7 Haziran 2015 seçimlerinde HDP’nin eşcinsel milletvekili adayı Barış Sulu hedef gösterilerek HDP’nin muhafazakâr tabanında hoşnutsuzluk yaratıp seçimde HDP’yi geriletmek istediler. Öyle ki HDP’nin 7 Haziran seçimleri için hazırladığı parti tüzüğü tam bir manifesto metniydi ve LGBTİ+ hakları için hazırlanan bölüm Türkiye tarihinde hiç olmadığı kadar cesur ve neredeyse eksiksizdi. Ama maalesef sonraki seçimlerde HDP, dönen tartışmalardan sonra oy kaygısından dolayı ne seçim programında ne de adaylık konusunda LGBTİ+larla aynı yakınlıkta durdu. Daha sonra CHP ve İyi Parti’den çıkan LGBTİ+ adaylar da aynı kaderi paylaştı.

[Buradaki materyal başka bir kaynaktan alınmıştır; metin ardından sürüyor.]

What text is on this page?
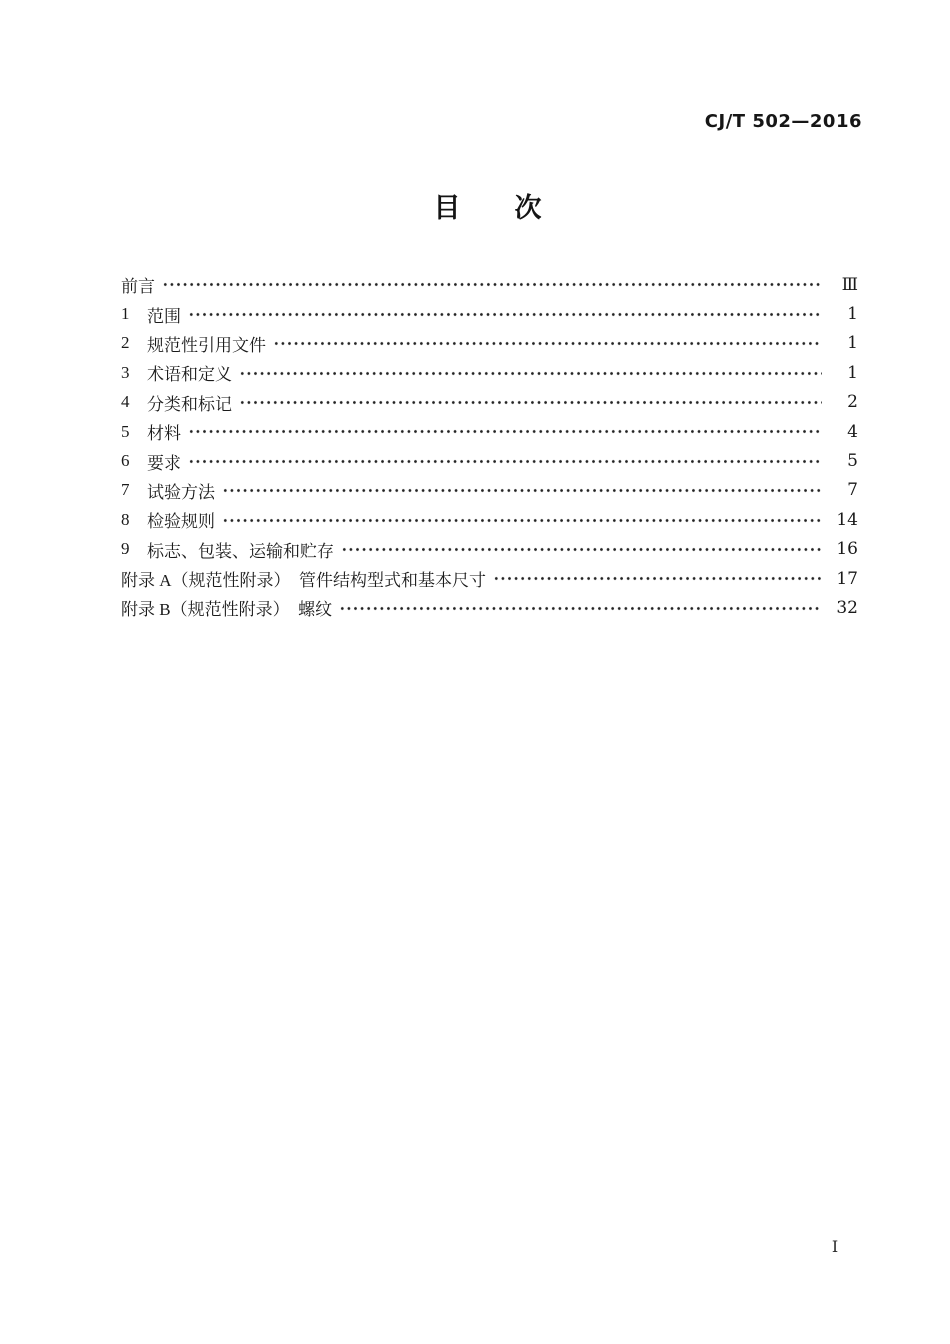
CJ/T 502—2016
目　　次
前言	Ⅲ
1	范围	1
2	规范性引用文件	1
3	术语和定义	1
4	分类和标记	2
5	材料	4
6	要求	5
7	试验方法	7
8	检验规则	14
9	标志、包装、运输和贮存	16
附录 A（规范性附录）　管件结构型式和基本尺寸	17
附录 B（规范性附录）　螺纹	32
Ⅰ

Ama öte yandan sosyal medyada birçok belediye, milletvekili, sanatçı, akademisyen artık daha açık ve daha politik bir destek sunuyorlardı. LGBTİ+lr artık daha görünürdü. CHP ve HDP gibi partilerin kitlelerinde daha çok konuşulur; daha çok bilinir hale geldiler. Bilinir diyorum, çünkü gerçekten LGBTİ+nın açılımını bile bilmeyen o kadar çok  insan var ki.

LGBTİ+ların yıllardır süregelen hak mücadelesi Gezi sürecinde onore edildi, taçlandırıldı. 2013 yılında yapılan Onur  Yürüyüşü’ne on binlerce insan katıldı. Değil Türkiye’nin, dünyanın o yıl en kalabalık onur yürüyüşlerinden biri olmuştu. Fazla değil, 2000’lerde katılımcı sayısı yüzler ile ifade edilirken yıllardır yayılan cesaret ve Gezi ruhu ile birlikte on binlere ulaşmıştı.

Sonra bir yerlerde masalar devrildi, bombalar patladı, ramazan ayına denk geldi, darbe oldu, OHAL şeysi, muhafazakâr kesimin hassasiyeti derken onur yürüyüşleri yapılamaz hale geldi.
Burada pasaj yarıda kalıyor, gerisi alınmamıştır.